“That’s your first thing?” He furrowed his brow at her. “It’s a weird first thing.”
“It’s not my first thing. It’s an addendum, jackass.”
He gasped, loudly enough that a nearby bird flapped away in alarm. “Such language! Why, my delicate ears!”
Her breaths seemed to dramatically lengthen at that point, and he figured she was counting to herself.
After several vastly entertaining and very deep inhalations, she got a hold of her temper. “First thing: I am not a sex worker, and you are not my client. Thus, we cannot, as you so eloquently put it, ‘Pretty Woman this shit.’ Second: As you are neither my john nor my sugar daddy of any sort, you will not be paying for these garments, and I can’t afford thousands of dollars’ worth of clothing I’ll never wear again. Third—”
“The production would pay for a red-carpet-appropriate dress,” he interrupted.
“Third,” she repeated with steely determination, “cocktail dresses don’t come in my size, at least not ones you’d find in standard L.A. stores. For something beautiful that truly fit me, you’d need to employ Christian Siriano—”
“I knew you liked reality television! Ha!”
He’d figured her indifference to GBBO was an act. It had to be. Who could resist Nadiya’s sweet, emotional ascent to baking triumph? Also the hilarious duo of Sue and Mel?
“—or, more likely, go online and order something a lot less pretty but also a lot less expensive. Then get it hemmed. Which we, fourth, do not have time to do, since the event is tomorrow night. So, fifth, we need to drive to my duplex and decide which of the few dresses I already own might suffice.”
Oooh. He was going to see his stern minder’s inner sanctum? Her Fortress of Stultifying Solitude? He couldn’t wait.
“You’re bringing me home?” He widened his eyes. “But you haven’t even taken me out on a real date yet. I don’t want you to think I’m cheap.”
“For the love of …” Now she was rubbing her forehead as well as her temples, and he would feel worse if a tiny little smile weren’t also curving the corners of that wide mouth. “I’d planned to visit my apartment soon anyway, since the clothing I packed for a Spanish vacation isn’t the same clothing I want to wear here. So we might as well take care of everything today. I’ll drive.”
He sprang to his feet. “Let’s do this, Thelma.”
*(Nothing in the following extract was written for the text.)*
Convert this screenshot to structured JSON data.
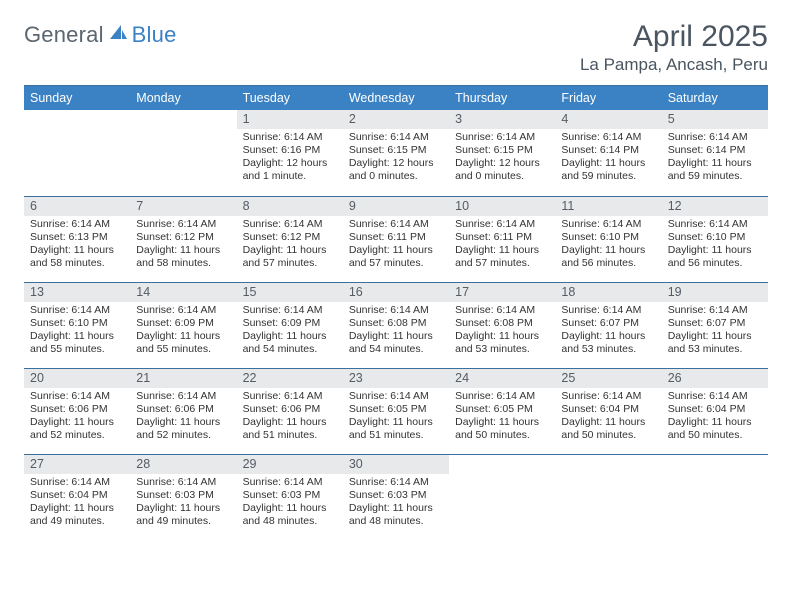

“Sit down, Louise.” She pointed a commanding finger at his chair. “You’ve barely had anything but coffee. Last week, you repeatedly complained about stomach pain because of your medicine, and you told me the best way to prevent that pain was eating more breakfast. So let’s make sure you do that.”
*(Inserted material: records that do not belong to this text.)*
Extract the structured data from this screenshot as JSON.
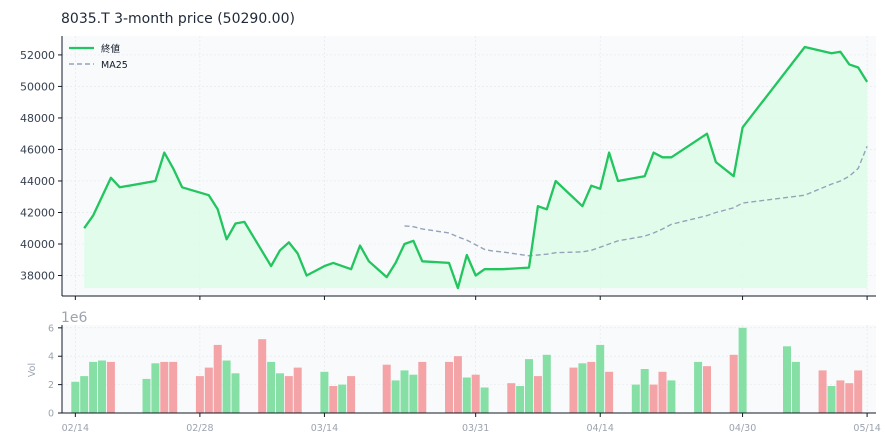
{
  "chart_data": {
    "type": "line",
    "title": "8035.T  3-month price (50290.00)",
    "colors": {
      "price": "#22c55e",
      "price_fill": "#dcfce7",
      "ma": "#94a3b8",
      "vol_up": "#86e0a6",
      "vol_down": "#f4a3a6",
      "plot_bg": "#f8fafc",
      "grid": "#e5e7eb"
    },
    "price_panel": {
      "ylim": [
        36700,
        53200
      ],
      "yticks": [
        38000,
        40000,
        42000,
        44000,
        46000,
        48000,
        50000,
        52000
      ],
      "ytick_labels": [
        "38000",
        "40000",
        "42000",
        "44000",
        "46000",
        "48000",
        "50000",
        "52000"
      ],
      "fill_base": 37200,
      "legend": {
        "position": "top-left",
        "entries": [
          "終値",
          "MA25"
        ]
      }
    },
    "volume_panel": {
      "ylabel": "Vol",
      "offset_label": "1e6",
      "ylim": [
        0,
        6.2
      ],
      "yticks": [
        0,
        2,
        4,
        6
      ],
      "ytick_labels": [
        "0",
        "2",
        "4",
        "6"
      ]
    },
    "xlim": [
      -1.5,
      90
    ],
    "xticks": [
      {
        "day": 0,
        "label": "02/14"
      },
      {
        "day": 14,
        "label": "02/28"
      },
      {
        "day": 28,
        "label": "03/14"
      },
      {
        "day": 45,
        "label": "03/31"
      },
      {
        "day": 59,
        "label": "04/14"
      },
      {
        "day": 75,
        "label": "04/30"
      },
      {
        "day": 89,
        "label": "05/14"
      }
    ],
    "series": [
      {
        "name": "終値",
        "x": [
          1,
          2,
          4,
          5,
          9,
          10,
          11,
          12,
          15,
          16,
          17,
          18,
          19,
          22,
          23,
          24,
          25,
          26,
          28,
          29,
          31,
          32,
          33,
          35,
          36,
          37,
          38,
          39,
          42,
          43,
          44,
          45,
          46,
          47,
          48,
          51,
          52,
          53,
          54,
          57,
          58,
          59,
          60,
          61,
          64,
          65,
          66,
          67,
          71,
          72,
          74,
          75,
          82,
          85,
          86,
          87,
          88,
          89
        ],
        "values": [
          41000,
          41800,
          44200,
          43600,
          44000,
          45800,
          44800,
          43600,
          43100,
          42200,
          40300,
          41300,
          41400,
          38600,
          39600,
          40100,
          39400,
          38000,
          38600,
          38800,
          38400,
          39900,
          38900,
          37900,
          38800,
          40000,
          40200,
          38900,
          38800,
          37200,
          39300,
          38000,
          38400,
          38400,
          38400,
          38500,
          42400,
          42200,
          44000,
          42400,
          43700,
          43500,
          45800,
          44000,
          44300,
          45800,
          45500,
          45500,
          47000,
          45200,
          44300,
          47400,
          52500,
          52100,
          52200,
          51400,
          51200,
          50290
        ]
      },
      {
        "name": "MA25",
        "x": [
          37,
          38,
          39,
          42,
          43,
          44,
          45,
          46,
          47,
          48,
          51,
          52,
          53,
          54,
          57,
          58,
          59,
          60,
          61,
          64,
          65,
          66,
          67,
          71,
          72,
          74,
          75,
          82,
          85,
          86,
          87,
          88,
          89
        ],
        "values": [
          41150,
          41100,
          40950,
          40700,
          40450,
          40250,
          39950,
          39650,
          39550,
          39500,
          39250,
          39300,
          39350,
          39450,
          39500,
          39600,
          39800,
          40000,
          40200,
          40500,
          40700,
          40950,
          41250,
          41800,
          42000,
          42300,
          42600,
          43100,
          43800,
          44000,
          44300,
          44800,
          46200
        ]
      }
    ],
    "volume": {
      "x": [
        0,
        1,
        2,
        3,
        4,
        8,
        9,
        10,
        11,
        14,
        15,
        16,
        17,
        18,
        21,
        22,
        23,
        24,
        25,
        28,
        29,
        30,
        31,
        35,
        36,
        37,
        38,
        39,
        42,
        43,
        44,
        45,
        46,
        49,
        50,
        51,
        52,
        53,
        56,
        57,
        58,
        59,
        60,
        63,
        64,
        65,
        66,
        67,
        70,
        71,
        74,
        75,
        80,
        81,
        84,
        85,
        86,
        87,
        88
      ],
      "values": [
        2.2,
        2.6,
        3.6,
        3.7,
        3.6,
        2.4,
        3.5,
        3.6,
        3.6,
        2.6,
        3.2,
        4.8,
        3.7,
        2.8,
        5.2,
        3.6,
        2.8,
        2.6,
        3.2,
        2.9,
        1.9,
        2.0,
        2.6,
        3.4,
        2.3,
        3.0,
        2.7,
        3.6,
        3.6,
        4.0,
        2.5,
        2.7,
        1.8,
        2.1,
        1.9,
        3.8,
        2.6,
        4.1,
        3.2,
        3.5,
        3.6,
        4.8,
        2.9,
        2.0,
        3.1,
        2.0,
        2.9,
        2.3,
        3.6,
        3.3,
        4.1,
        6.0,
        4.7,
        3.6,
        3.0,
        1.9,
        2.3,
        2.1,
        3.0
      ],
      "up": [
        true,
        true,
        true,
        true,
        false,
        true,
        true,
        false,
        false,
        false,
        false,
        false,
        true,
        true,
        false,
        true,
        true,
        false,
        false,
        true,
        false,
        true,
        false,
        false,
        true,
        true,
        true,
        false,
        false,
        false,
        true,
        false,
        true,
        false,
        true,
        true,
        false,
        true,
        false,
        true,
        false,
        true,
        false,
        true,
        true,
        false,
        false,
        true,
        true,
        false,
        false,
        true,
        true,
        true,
        false,
        true,
        false,
        false,
        false
      ]
    }
  }
}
He hadn’t realized she’d been listening to him. If he had, he might not have mentioned—
Oh, who was he trying to fool? Of course he’d have mentioned the issue. Not saying things was unnatural, which he’d also explained to Lauren multiple times.
She was still talking, so apparently she’d listened to him then too.
“—the label on your pill bottle, you should be taking your medication with plenty of water,” she told him. “We’ll bring a bottle in my car, and you can drink it along the way.”
What he ate or drank wasn’t in her realm of professional authority over him. Then again, the concern in her voice didn’t sound professional either.
It was personal. It was present.
He couldn’t see her glorious green eyes, but he knew they’d be warm. Worried.
So he sat his ass back down and ate his remaining Danish without argument before they headed back to the house. Which made her lips quirk that tiny bit again.
He liked it.
He wanted more of it.
LAUREN’S FUCKING DUPLEX. It had a steeply pitched roof and cream stucco siding, and for the entrance—
It had a goddamn turret. A small one, but definitely, positively, a turret.
If Alex lived in a mini-castle, she lived in a mini-mini-castle.
No wonder she’d lost her shit at the sight of his house yesterday. Hell, he was losing his shit now, because what were the odds?
“Keep breathing.” She parked inside the detached two-car garage and thumped him on the back. “I told you not to take a sip of water before we turned onto my street.”
Once he stopped cough-laughing and finally caught his breath again, he needed more details. “What’s that architectural style called?”